Japanese shrimp
By VicentaLakin
Classic leisure snack
Recipe Recommendations
- prawns of 4
- cabbage 80g
- eggs 1
- onion 50g
- pickles 50g
- mayonnaise 2 tablespoons
- lemon juice 1 tablespoon
- salt appropriate amount
- flour appropriate amount
- bread crumbs appropriate amount
- oil appropriate amount
- sweet and sour
- fried
- half an hour
- ordinary
Steps for Japanese shrimp

1
Shrimp head to the bottom of the body, draw a knife in the belly, then cast a little salt and salt on the shrimp
2
The cabbage is cut thin and put in ice water to hold it
3
Soy sauce: onions, sour cucumber cut and mixed with 2 spoons of mercuric and 1 spoon of lemon juice
4
Shrimp in five: flour - egg fluid - flour - egg fluid - bread
5
Blows shrimp to gold and yellow at 160 degrees oil temperature (about 2 minutes)
6
I'll just have the ice-cooked cabbage, the sauce, the shrimp sauceJapanese shrimp Make Tips
1. Before coating with flour, use a napkin to absorb the moisture from the shrimp.
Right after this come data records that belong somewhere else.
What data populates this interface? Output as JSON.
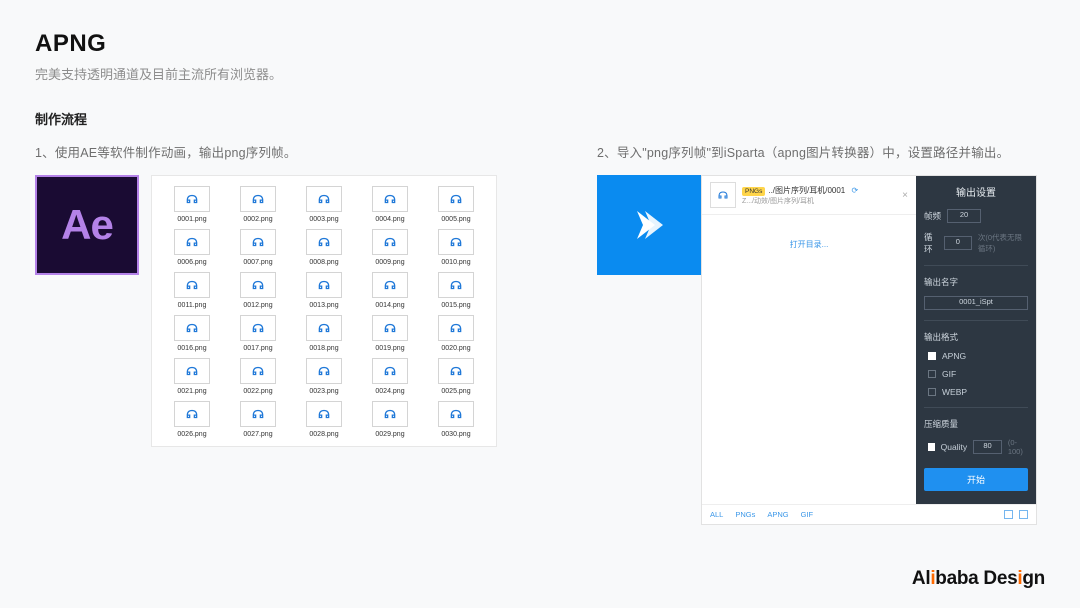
{
  "title": "APNG",
  "subtitle": "完美支持透明通道及目前主流所有浏览器。",
  "section_label": "制作流程",
  "step1_text": "1、使用AE等软件制作动画，输出png序列帧。",
  "step2_text": "2、导入\"png序列帧\"到iSparta（apng图片转换器）中，设置路径并输出。",
  "ae_logo": "Ae",
  "files": [
    "0001.png",
    "0002.png",
    "0003.png",
    "0004.png",
    "0005.png",
    "0006.png",
    "0007.png",
    "0008.png",
    "0009.png",
    "0010.png",
    "0011.png",
    "0012.png",
    "0013.png",
    "0014.png",
    "0015.png",
    "0016.png",
    "0017.png",
    "0018.png",
    "0019.png",
    "0020.png",
    "0021.png",
    "0022.png",
    "0023.png",
    "0024.png",
    "0025.png",
    "0026.png",
    "0027.png",
    "0028.png",
    "0029.png",
    "0030.png"
  ],
  "isparta": {
    "item_tag": "PNGs",
    "item_title": "../图片序列/耳机/0001",
    "item_sub": "Z.../动效/图片序列/耳机",
    "drop_hint": "打开目录...",
    "footer": {
      "all": "ALL",
      "pngs": "PNGs",
      "apng": "APNG",
      "gif": "GIF"
    },
    "side": {
      "title": "输出设置",
      "fps_label": "帧频",
      "fps_value": "20",
      "loop_label": "循环",
      "loop_value": "0",
      "loop_hint": "次(0代表无限循环)",
      "name_label": "输出名字",
      "name_value": "0001_iSpt",
      "format_label": "输出格式",
      "fmt_apng": "APNG",
      "fmt_gif": "GIF",
      "fmt_webp": "WEBP",
      "quality_label": "压缩质量",
      "quality_name": "Quality",
      "quality_value": "80",
      "quality_hint": "(0-100)",
      "start": "开始"
    }
  },
  "brand_a": "Al",
  "brand_b": "baba Des",
  "brand_c": "gn",
  "brand_i1": "i",
  "brand_i2": "i"
}
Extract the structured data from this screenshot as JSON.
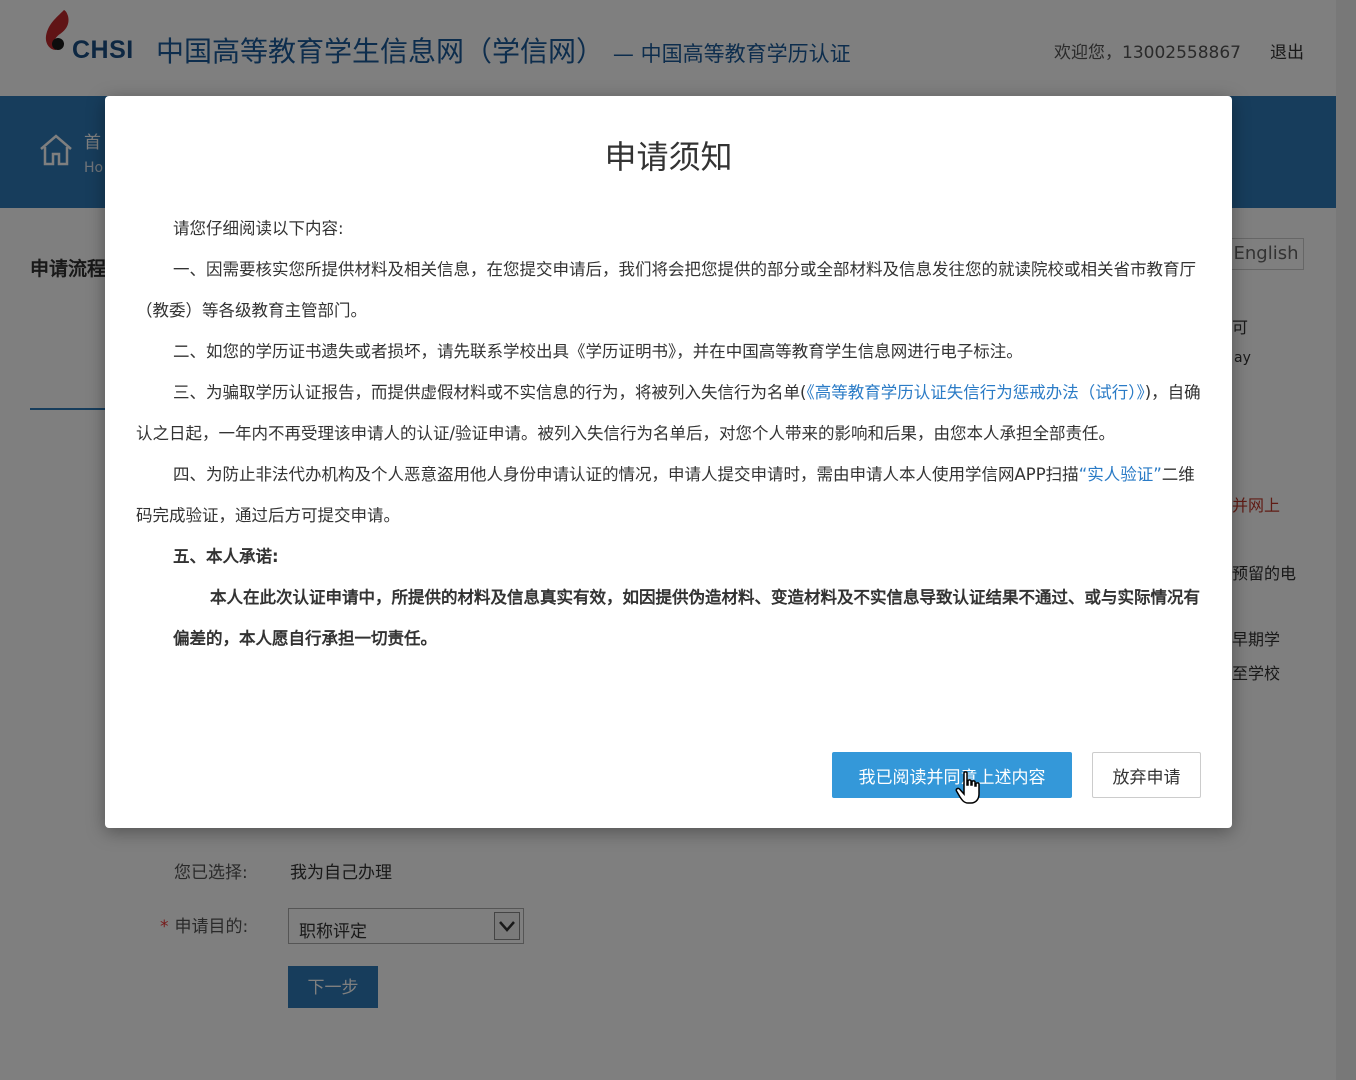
{
  "header": {
    "logo_text": "CHSI",
    "site_title": "中国高等教育学生信息网（学信网）",
    "site_subtitle": "— 中国高等教育学历认证",
    "welcome": "欢迎您，13002558867",
    "logout": "退出"
  },
  "nav": {
    "home_label": "首",
    "home_label_en": "Ho"
  },
  "sidebar": {
    "steps_label": "申请流程"
  },
  "right_panel": {
    "english_button": "English",
    "fragments": [
      "可",
      "ay",
      "并网上",
      "预留的电",
      "早期学",
      "至学校"
    ]
  },
  "form": {
    "chosen_label": "您已选择:",
    "chosen_value": "我为自己办理",
    "purpose_label": "申请目的:",
    "purpose_required": "*",
    "purpose_value": "职称评定",
    "next_button": "下一步"
  },
  "modal": {
    "title": "申请须知",
    "intro": "请您仔细阅读以下内容:",
    "item1": "一、因需要核实您所提供材料及相关信息，在您提交申请后，我们将会把您提供的部分或全部材料及信息发往您的就读院校或相关省市教育厅（教委）等各级教育主管部门。",
    "item2": "二、如您的学历证书遗失或者损坏，请先联系学校出具《学历证明书》，并在中国高等教育学生信息网进行电子标注。",
    "item3_a": "三、为骗取学历认证报告，而提供虚假材料或不实信息的行为，将被列入失信行为名单(",
    "item3_link": "《高等教育学历认证失信行为惩戒办法（试行）》",
    "item3_b": ")，自确认之日起，一年内不再受理该申请人的认证/验证申请。被列入失信行为名单后，对您个人带来的影响和后果，由您本人承担全部责任。",
    "item4_a": "四、为防止非法代办机构及个人恶意盗用他人身份申请认证的情况，申请人提交申请时，需由申请人本人使用学信网APP扫描",
    "item4_link": "“实人验证”",
    "item4_b": "二维码完成验证，通过后方可提交申请。",
    "item5_title": "五、本人承诺:",
    "item5_text": "本人在此次认证申请中，所提供的材料及信息真实有效，如因提供伪造材料、变造材料及不实信息导致认证结果不通过、或与实际情况有偏差的，本人愿自行承担一切责任。",
    "agree_button": "我已阅读并同意上述内容",
    "abandon_button": "放弃申请"
  },
  "colors": {
    "primary": "#3498d9",
    "nav": "#2e7ab8",
    "link": "#2a7bc6"
  }
}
2. It is best to use a cup for the beaten egg, as this is more convenient during the 3-step breading process.
3. After coating the shrimp with flour, gently shake off the excess flour before dipping them into the egg mixture.
4. After the shrimp are fully coated with breadcrumbs, press them down gently with your hands.